Surface plasmon resonance (SPR) technology (Figure 3), as used in Biacore systems, provides rapid protein characterization to support critical decisions at every step of vaccine development and manufacturing. In biotherapeutic development, for example, Biacore systems are used during early stages to select therapeutic antibody candidates by kinetic screening of hybridoma samples. The same system can perform high-resolution kinetic characterization during the optimization process, as well as during clinical trials to monitor and characterize unwanted immune responses which may significantly reduce efficacy or present serious safety issues. Label-free interaction analysis is also used in the final manufacturing process to provide quality control of proteins.

For example, in the field of HIV/AIDS vaccine development, hundreds of studies have used biosensor data. After many years of intensive HIV vaccine research, it is now generally accepted that classical vaccines based on inactivated viruses, live attenuated viruses or recombinant envelope proteins will not succeed in eliciting an immune response that will protect against HIV infection. Instead a number of novel vaccine approaches are currently being pursued that aim to slow the progression of AIDS in infected individuals rather than conferring full protective immunity. In this area also, SPR measurements have been used for predicting vaccine efficacy.

FDA Approval
Vaccine manufacture requires established, validated equipment and highly skilled, fully-trained individuals to perform the procedures. Production must meet standards as set out by FDA approval guidelines and International Organization for Standardization (ISO) standards, including complying with Current Good Manufacturing Practice (cGMP) biocontainment requirements for aseptic production, and biosafety regulations.

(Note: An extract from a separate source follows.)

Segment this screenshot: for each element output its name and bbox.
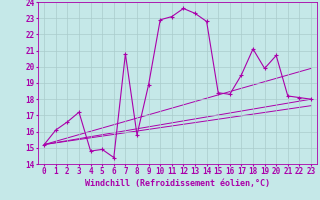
X-axis label: Windchill (Refroidissement éolien,°C): Windchill (Refroidissement éolien,°C) xyxy=(85,179,270,188)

These standards must be maintained throughout all stages of the development process to ensure that the vaccine product remains the consistent and retains high quality. Development of systems and standard operating procedures are vital to promote stability, reduce costs and ensure quality. Companies can ensure regulatory compliance in production by engaging the services of an asset management organization to provide consistency in equipment maintenance and validation.

Conclusion
The challenge faced by vaccine manufacturers over the next few years will be to address the safety, scale-up and regulatory issues, within tightening budgets. As Asia's population continues to grow, so will demand for vaccines - particularly during times of pandemics. Advancements such as micro carriers, single-use components and improved analytical technologies are being developed to support manufacturers in achieving this goal.

However, an industry reportedly worth $10 billion (Kalorama Information) will need to focus on integrated solutions to address and optimize the entire workflow, from research to manufacture, to improve the total economics of production and ensure preparedness for rapid scale-up, reliability and security of supply.